Owner credits community involvement

Dave Repass is a jolly guy, and he has every reason to be.

The 52-year-old is the owner of the Lewes Meineke Car Care Center, which was recently named the top franchise in the nation for the sixth year in a row.

Repass and his family have lived in Lewes for 13 years, after moving from Montgomery County, Md., where he grew up. His parents, who live in Lewes now, had a vacation home in Bethany Beach in his childhood.

“One weekend we were headed to Bethany and ended up going in a different direction because of traffic and stumbled upon downtown Lewes. We fell in love,” Repass said.

He quit his job as a sales representative and he and his wife of 25 years, Jody, and their three children moved to the beach. With the help of his parents, Lee and Donna Repass, he opened the Meineke.

It was Repass’ father, who worked in aeronautical engineering, who taught him automotive skills.

“My dad was a hot rod hobbyist his whole life, and I guess I followed in his footsteps,” Repass said. “He kept me and my brother off the streets by keeping us in the garage. We were always trying to modify cars and make them go faster.”

When looking into a car care franchise, Repass explored all the options, but chose Meineke because of their ongoing support and training.

“It was the best fit for me,” he said. “I had never been the boss of anybody or run a business or anything like that, so at the time I felt I needed the support. So far it’s turned out fantastic.”

The Lewes Meineke opened in July 2011. Business boomed, thanks to a perfect storm of population growth, location and demand. Repass said his relationship with the community got him off to a good start.

“All our friends in the community, from Pop Warner football to the Cape Henlopen Soccer Club, right off the bat they supported us incredibly,” he said.

He also credits good business practices.

“We’re never going to try and sell anybody anything they don’t need,” he said. “I don’t want to walk through the grocery store and have somebody come up to me with that. It’s never going to happen. The industry as a whole has a horrible reputation for sticking it to the customer, and I never want anyone to feel like that’s happened to them here.”

The Lewes Meineke opened with eight employees and six car lifts. Now, it boasts 18 employees and 14 lifts.

Community involvement

Last year, Repass and the Lewes Meineke donated more than $140,000 to the community, to organizations like Autism Delaware, the Lightship Overfalls, the Harry Kay Foundation, Meals on Wheels and Pathways to Success. On Veteran’s Day, he offers free oil changes to veterans.

“We want to help everybody,” he said. “Whether it’s a gift card they can raffle off or just a check, we want to help everywhere we can.”

It’s more than just handing out money, though.
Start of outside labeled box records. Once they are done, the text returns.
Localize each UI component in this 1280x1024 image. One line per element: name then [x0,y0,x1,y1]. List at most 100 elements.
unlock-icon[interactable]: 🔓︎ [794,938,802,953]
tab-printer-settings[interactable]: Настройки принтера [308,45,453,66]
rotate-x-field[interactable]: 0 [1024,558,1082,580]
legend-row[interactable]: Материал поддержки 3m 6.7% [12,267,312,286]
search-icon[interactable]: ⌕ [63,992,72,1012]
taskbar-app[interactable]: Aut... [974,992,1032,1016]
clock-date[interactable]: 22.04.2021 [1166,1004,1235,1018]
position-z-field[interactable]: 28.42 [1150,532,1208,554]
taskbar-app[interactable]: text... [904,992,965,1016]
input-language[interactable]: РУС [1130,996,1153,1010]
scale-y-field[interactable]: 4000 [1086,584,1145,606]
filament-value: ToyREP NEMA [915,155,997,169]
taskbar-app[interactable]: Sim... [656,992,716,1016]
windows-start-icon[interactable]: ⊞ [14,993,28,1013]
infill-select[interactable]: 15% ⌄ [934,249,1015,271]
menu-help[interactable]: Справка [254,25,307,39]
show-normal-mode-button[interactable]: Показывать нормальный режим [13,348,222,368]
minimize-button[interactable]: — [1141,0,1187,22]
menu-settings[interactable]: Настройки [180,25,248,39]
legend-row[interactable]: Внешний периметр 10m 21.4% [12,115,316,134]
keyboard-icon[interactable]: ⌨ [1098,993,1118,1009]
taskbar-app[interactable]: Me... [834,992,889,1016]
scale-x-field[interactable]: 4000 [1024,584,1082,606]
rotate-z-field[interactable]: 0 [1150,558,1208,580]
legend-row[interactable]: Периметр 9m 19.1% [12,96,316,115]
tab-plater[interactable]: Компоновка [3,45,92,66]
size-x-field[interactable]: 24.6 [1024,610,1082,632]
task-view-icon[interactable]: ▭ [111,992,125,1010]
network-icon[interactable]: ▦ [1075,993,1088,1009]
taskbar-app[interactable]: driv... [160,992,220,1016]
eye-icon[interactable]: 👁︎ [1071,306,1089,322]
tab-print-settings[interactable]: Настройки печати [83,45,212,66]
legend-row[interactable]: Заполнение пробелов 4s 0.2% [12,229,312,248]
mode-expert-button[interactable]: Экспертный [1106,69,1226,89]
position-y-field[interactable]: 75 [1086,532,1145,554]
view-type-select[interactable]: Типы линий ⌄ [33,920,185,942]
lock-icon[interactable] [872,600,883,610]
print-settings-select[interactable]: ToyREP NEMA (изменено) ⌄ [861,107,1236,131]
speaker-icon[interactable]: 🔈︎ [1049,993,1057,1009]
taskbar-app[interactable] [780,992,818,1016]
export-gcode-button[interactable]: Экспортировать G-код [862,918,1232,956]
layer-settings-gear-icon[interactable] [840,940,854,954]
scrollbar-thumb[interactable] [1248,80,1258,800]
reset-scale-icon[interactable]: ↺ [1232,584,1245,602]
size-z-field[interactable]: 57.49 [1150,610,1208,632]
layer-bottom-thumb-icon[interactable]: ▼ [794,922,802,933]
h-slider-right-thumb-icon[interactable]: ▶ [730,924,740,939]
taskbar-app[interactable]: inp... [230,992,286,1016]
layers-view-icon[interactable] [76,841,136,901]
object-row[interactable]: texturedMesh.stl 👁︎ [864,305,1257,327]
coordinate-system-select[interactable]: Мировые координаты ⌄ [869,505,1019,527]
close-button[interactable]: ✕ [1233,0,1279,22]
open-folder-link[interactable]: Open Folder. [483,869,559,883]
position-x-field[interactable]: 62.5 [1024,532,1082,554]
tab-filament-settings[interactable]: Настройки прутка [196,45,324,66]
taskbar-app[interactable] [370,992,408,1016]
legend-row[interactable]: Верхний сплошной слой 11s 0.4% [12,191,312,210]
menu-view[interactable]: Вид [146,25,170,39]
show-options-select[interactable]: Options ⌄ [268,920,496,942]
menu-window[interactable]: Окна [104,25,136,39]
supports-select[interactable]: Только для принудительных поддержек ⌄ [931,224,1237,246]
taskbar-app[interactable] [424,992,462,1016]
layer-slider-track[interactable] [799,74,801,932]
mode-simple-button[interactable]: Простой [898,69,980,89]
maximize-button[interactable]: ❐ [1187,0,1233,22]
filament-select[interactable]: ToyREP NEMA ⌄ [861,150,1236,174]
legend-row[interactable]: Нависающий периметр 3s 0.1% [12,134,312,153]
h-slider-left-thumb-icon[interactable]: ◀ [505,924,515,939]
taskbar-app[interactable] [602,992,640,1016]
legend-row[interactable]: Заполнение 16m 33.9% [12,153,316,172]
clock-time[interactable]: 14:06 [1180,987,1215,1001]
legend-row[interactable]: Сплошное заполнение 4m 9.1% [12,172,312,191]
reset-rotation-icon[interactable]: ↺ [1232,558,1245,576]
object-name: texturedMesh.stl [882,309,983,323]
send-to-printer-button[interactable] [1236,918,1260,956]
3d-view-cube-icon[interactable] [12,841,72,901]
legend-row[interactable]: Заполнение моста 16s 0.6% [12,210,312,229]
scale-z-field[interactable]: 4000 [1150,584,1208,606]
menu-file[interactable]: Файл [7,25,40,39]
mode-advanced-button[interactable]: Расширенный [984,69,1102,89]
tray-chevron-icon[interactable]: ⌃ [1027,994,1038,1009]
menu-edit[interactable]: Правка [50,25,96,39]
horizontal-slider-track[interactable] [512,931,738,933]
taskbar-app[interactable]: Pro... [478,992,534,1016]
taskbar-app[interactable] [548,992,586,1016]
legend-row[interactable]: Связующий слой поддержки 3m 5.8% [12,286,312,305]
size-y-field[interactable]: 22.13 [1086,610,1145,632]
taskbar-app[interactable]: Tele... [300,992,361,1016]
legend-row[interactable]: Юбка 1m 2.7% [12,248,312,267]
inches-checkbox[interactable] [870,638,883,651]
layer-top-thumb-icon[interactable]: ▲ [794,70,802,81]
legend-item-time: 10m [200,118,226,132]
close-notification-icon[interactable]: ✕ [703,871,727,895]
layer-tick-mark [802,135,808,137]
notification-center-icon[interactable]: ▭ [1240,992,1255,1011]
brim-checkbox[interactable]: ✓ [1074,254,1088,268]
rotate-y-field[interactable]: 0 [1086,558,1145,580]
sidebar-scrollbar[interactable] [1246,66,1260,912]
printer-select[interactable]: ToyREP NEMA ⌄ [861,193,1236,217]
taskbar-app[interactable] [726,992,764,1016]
Repass and his wife are out in the community virtually every night of the week.

“It’s getting to know the kids and the parents, going to practices and rooting on the little Johnnys and Billys,” he said. “It’s going to Pathways for Success and making sure those kids know how to tie a tie, delivering for Meals on Wheels.”

Repass also volunteers for the United Services Organization at Dover Air Force Base, where he is on the council of USO Delaware and has been named an Honorary Commander of the 512th Airlift Wing.

“It was just another check the first time I heard about the USO, but I started asking questions and now it’s absolutely changed my life,” he said.

As a councilmember, Repass assists in supporting the families of fallen soldiers who come to the Dover AFB to retrieve their loved ones’ remains. As an honorary commander, he works to bring awareness to the program.

“We just had four [deceased] Marines come in,” he said. “And they had children. It was cold day so you have to make sure they have coats on the flight line. If there’s an infant you make sure there are diapers. If there’s a 12-year-old you make sure he has video games so things are as normal as possible before he has to face the worst day of his life.”

Repass had three best friends growing up. All went into the military, and he has been trying to give back ever since.

“I try to bring money in to the USO, and when fallen officers come in I’m out on the flight line,” he said. “It has been a wonderful learning experience for me. [This] week I’m going to get to fly on a C17 to Kansas and do some maneuvers. What knucklehead that runs a Meineke gets to do that?”

Leukemia and Lymphoma Society

Recently, Repass was nominated for the Leukemia and Lymphoma Society’s inaugural Southern Delaware Man of the Year competition. At the end of the 10-week campaign, May 11, the man and woman who have raised the most money are named Man and Woman of the Year.

“My grandmother died of lymphoma and my uncle just got a bone marrow transplant because he has leukemia. Everybody knows somebody who’s touched by it,” Repass said. “So I’m going to do what I can to win.”

Through May 11, the Lewes Meineke will donate $2 from every full-service oil change to the LLS. If you’d like to donate directly, visit http://www.mwoy.org/south-de.

Continued success

With so much success comes a question: What lies ahead?

“There may be big news in the near future regarding more Meinekes in the area,” he hinted.